Mi-septembre, Emmanuel Macron concédait ainsi que « la bataille du cloud était perdue ». Il n’imagine pas revivre une telle défaite. Les États-Unis ont les GAFA, les Chinois les BATX, l’Europe doit-elle se contenter de licornes et de scale-ups ?

Il est temps de passer à l’échelle 

Le message porté par Macron avec cette interview est donc un appel à agir. « Il faut donner une impulsion et la France souvent été précurseur dans les politiques publiques à pousser au niveau européen » , souligne l’entourage du Président. Le FrenchTech Bridge aurait ainsi inspiré nos voisins britanniques, allemands et hollandais. 

Mais c’est surtout une initiative comme le rapport Tibi qu’Emmanuel Macron souhaite voir éclore à l’échelle européenne afin de financer les opérations late-stage. Après plusieurs mois de discussion, le gouvernement a, en effet, réussi à récolter une enveloppe de 6 milliards d’euros apportés par de grands groupes d’assurance et le capital-risque pour investir dans les startups. L’autre point à régler pour faciliter le développement d’un marché tech européen est la réduction des « frottements réglementaires afin de créer un marché unique de la tech beaucoup plus fluide » . L’ouverture du BSPCE aux startups étrangères est un premier pas dans ce sens. Pour que cette ouverture soit effective, il faut qu’elle s’adresse à tous les secteurs frappés par la tech : la santé, l’agriculture…

Pour renforcer l’attractivité de la France, le président a décidé de donner une dimension européenne au Scale-Up Tour en le transformant en Scale-Up Europe. Le Président de la République devrait ainsi recevoir, le 4 mars prochain, plus de 200 entrepreneurs et investisseurs pour « discuter des solutions à mettre en oeuvre pour faire émerger des leaders de la tech en Europe et les pousser à investir en France » , détaille une source proche de l’Elysée qui prévoit également « quatre IPO d’ici 12 à 18 mois parmi les startups du Next40« . Reste à savoir de quelles entreprises s’agira-t-il — Believe fait partie des prétendantes pour une valorisation de 2 milliards d’euros — et si leur entrée en Bourse se fera à Paris ou ailleurs.

Infuser la culture startup et la tech for good auprès des jeunes

Innovant, résilient, flexible, le monde des startups fait aussi face à quelques écueils comme son manque de diversité.
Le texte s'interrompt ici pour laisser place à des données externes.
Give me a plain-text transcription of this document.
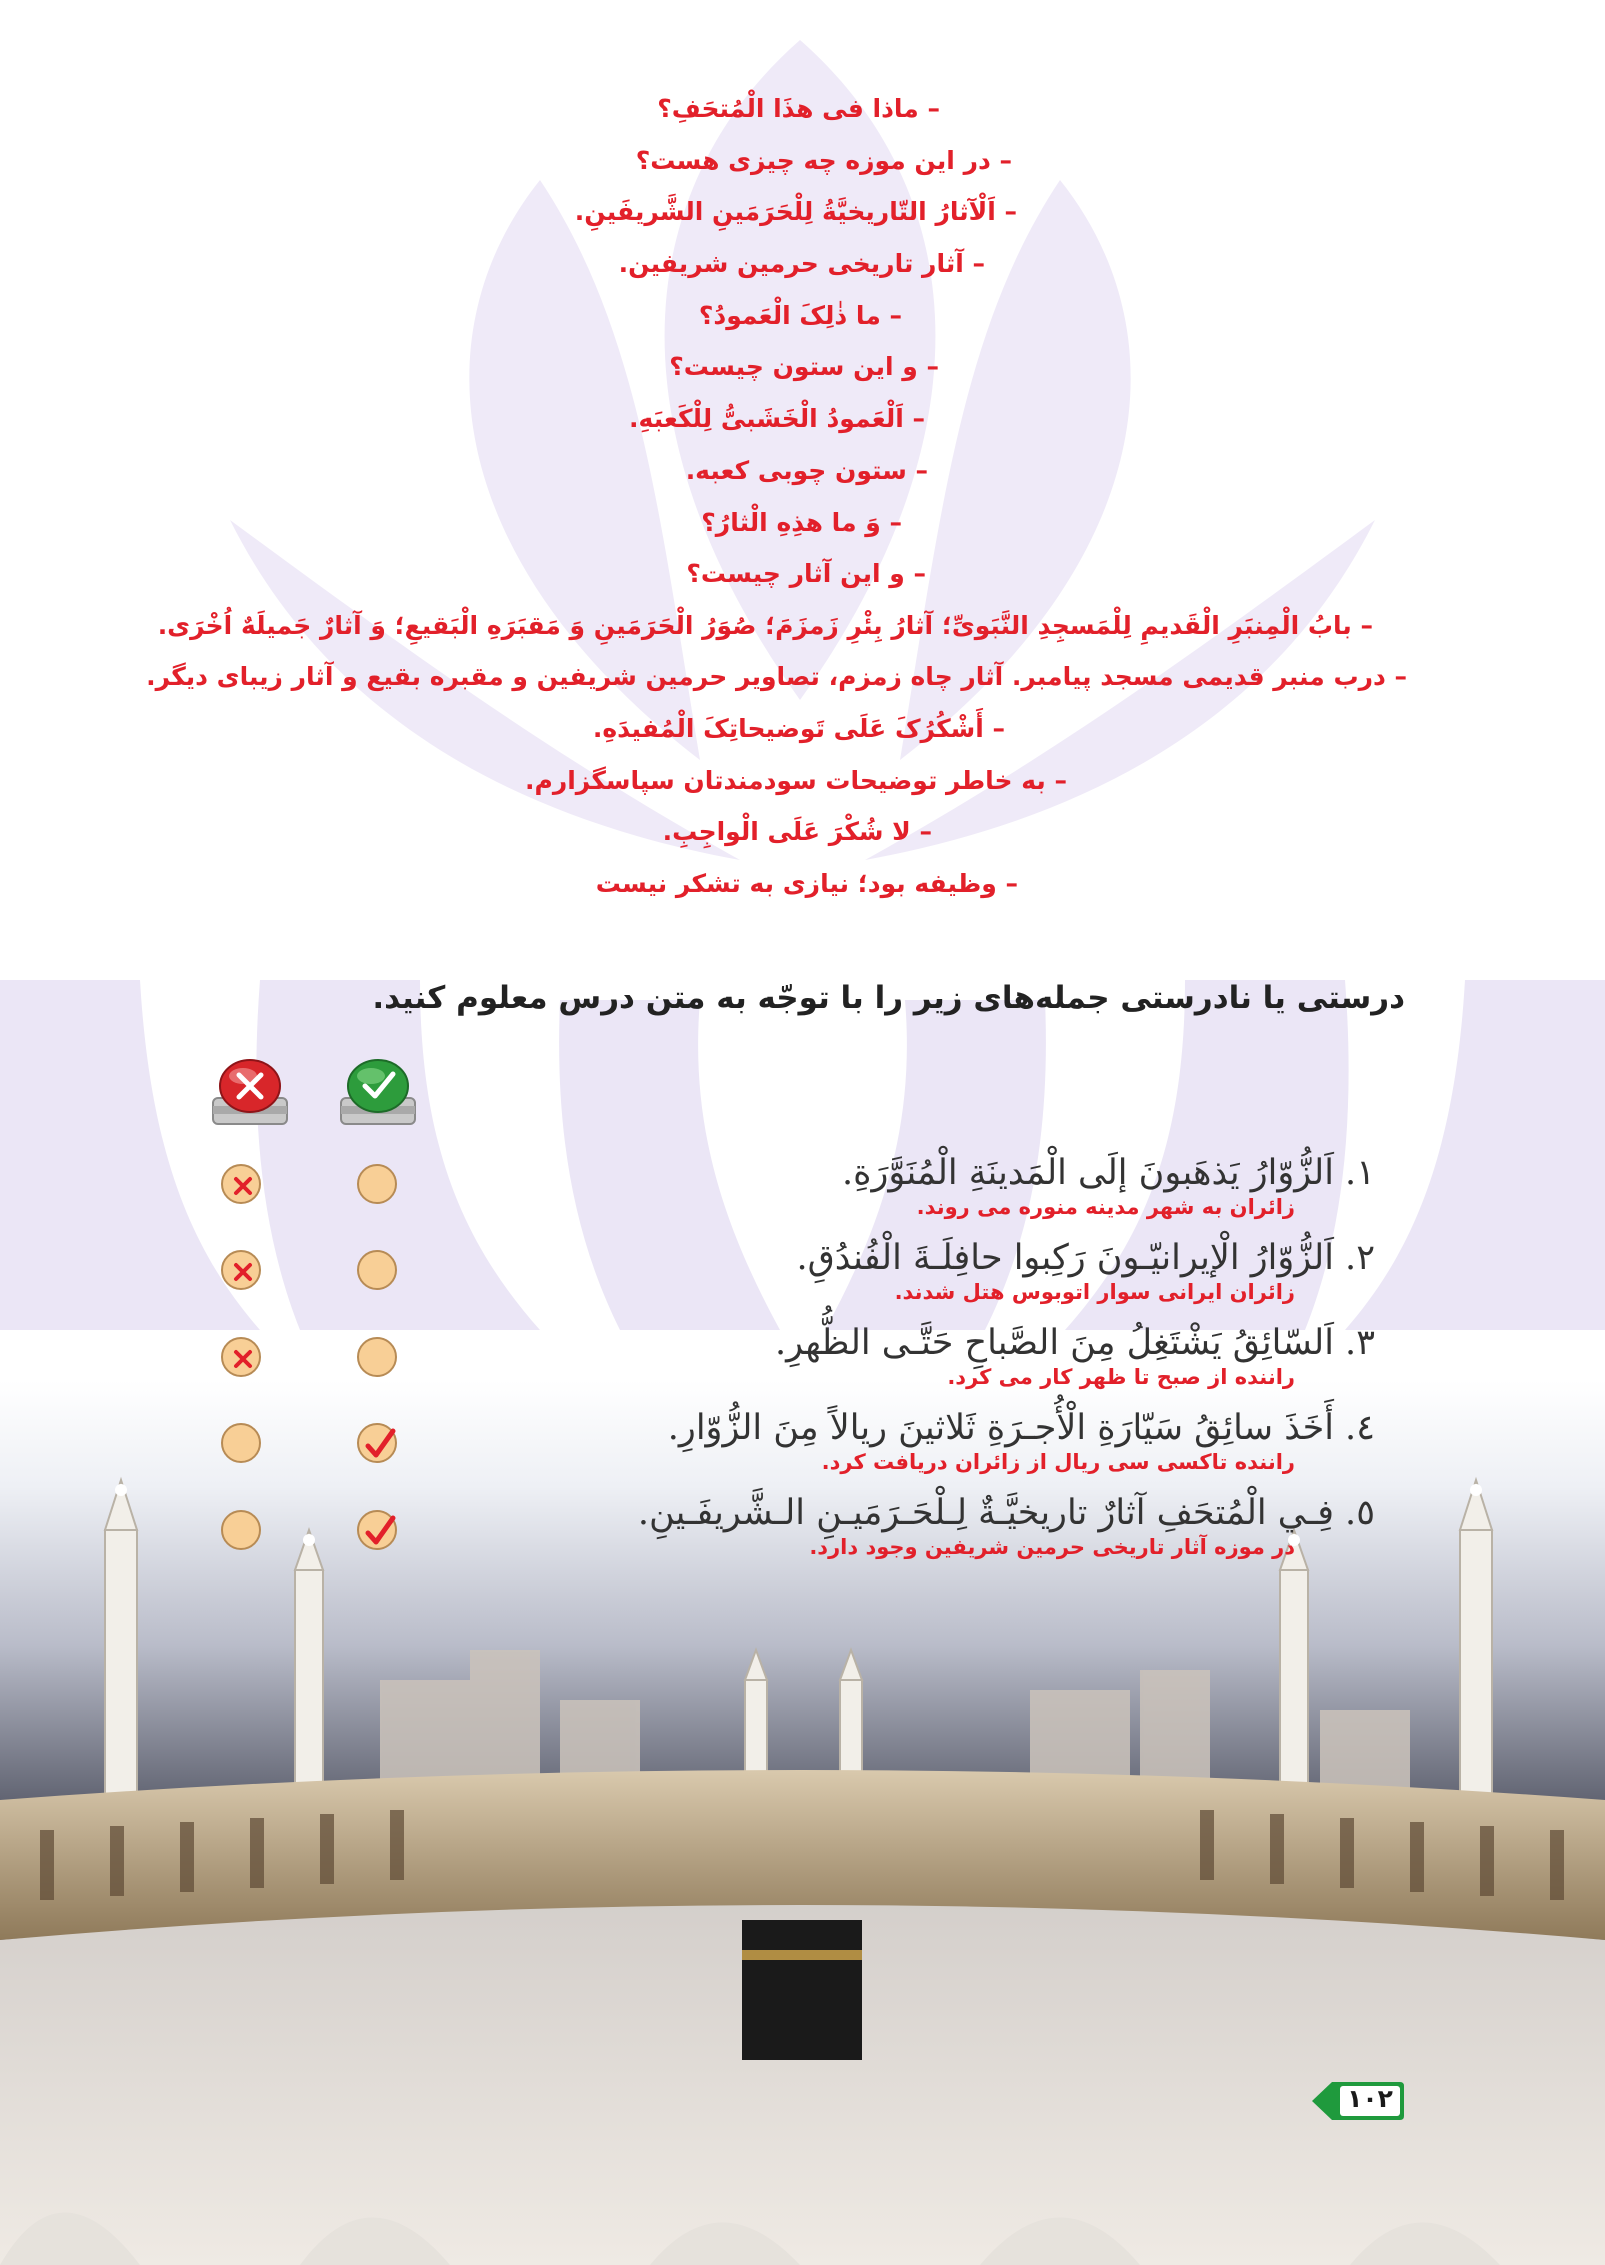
– ماذا فی هذَا الْمُتحَفِ؟
– در این موزه چه چیزی هست؟
– اَلْآثارُ التّاریخیَّةُ لِلْحَرَمَینِ الشَّریفَینِ.
– آثار تاریخی حرمین شریفین.
– ما ذٰلِکَ الْعَمودُ؟
– و این ستون چیست؟
– اَلْعَمودُ الْخَشَبیُّ لِلْکَعبَهِ.
– ستون چوبی کعبه.
– وَ ما هذِهِ الْثارُ؟
– و این آثار چیست؟
– بابُ الْمِنبَرِ الْقَدیمِ لِلْمَسجِدِ النَّبَویِّ؛ آثارُ بِئْرِ زَمزَمَ؛ صُوَرُ الْحَرَمَینِ وَ مَقبَرَهِ الْبَقیعِ؛ وَ آثارٌ جَمیلَهٌ اُخْرَی.
– درب منبر قدیمی مسجد پیامبر. آثار چاه زمزم، تصاویر حرمین شریفین و مقبره بقیع و آثار زیبای دیگر.
– أَشْکُرُکَ عَلَی تَوضیحاتِکَ الْمُفیدَهِ.
– به خاطر توضیحات سودمندتان سپاسگزارم.
– لا شُکْرَ عَلَی الْواجِبِ.
– وظیفه بود؛ نیازی به تشکر نیست
درستی یا نادرستی جمله‌های زیر را با توجّه به متن درس معلوم کنید.
١. اَلزُّوّارُ يَذهَبونَ إلَى الْمَدينَةِ الْمُنَوَّرَةِ.
زائران به شهر مدینه منوره می روند.
٢. اَلزُّوّارُ الْإيرانيّـونَ رَكِبوا حافِلَـةَ الْفُندُقِ.
زائران ایرانی سوار اتوبوس هتل شدند.
٣. اَلسّائِقُ يَشْتَغِلُ مِنَ الصَّباحِ حَتَّـى الظُّهرِ.
راننده از صبح تا ظهر کار می کرد.
٤. أَخَذَ سائِقُ سَيّارَةِ الْأُجـرَةِ ثَلاثينَ ريالاً مِنَ الزُّوّارِ.
راننده تاکسی سی ریال از زائران دریافت کرد.
٥. فِـي الْمُتحَفِ آثارٌ تاريخيَّـةٌ لِـلْحَـرَمَيـنِ الـشَّريفَـينِ.
در موزه آثار تاریخی حرمین شریفین وجود دارد.
١٠٢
Le Président a déjà pris des engagements dans les zones prioritaires comme l’obligation de l’école à partir de trois ans ou le doublement des classes de primaire. Aujourd’hui, il est temps d’aller plus loin et d’infuser l’esprit entrepreneurial partout en France. « La tech est normalement un secteur où tout le monde peur apprendre seul, de chez lui » , soutient un proche de l’Elysée. Si les propos sont justes, les faits démontrent encore le contraire. En France, la culture du diplôme et des grandes écoles reste encore très prégnante auprès des entrepreneurs et entrepreneuses. « Il faut plus de role models » , prône ainsi l’Elysée pour pousser les jeunes, quelque soit leurs milieux, leurs couleurs de peaux, leurs niveaux d’étude ou leurs genres à postuler dans des startups comme développeurs mais aussi comme sales ou autres.

Enfin, Emmanuel Macron insistera sur le rôle de la tech dans la réduction de notre impact environnemental, avec le covoiturage ou les circuits courts par exemple…À la fois problème et solution, la tech a une réelle introspection à faire sur elle-même pour réussir à proposer des idées réellement responsables et durables.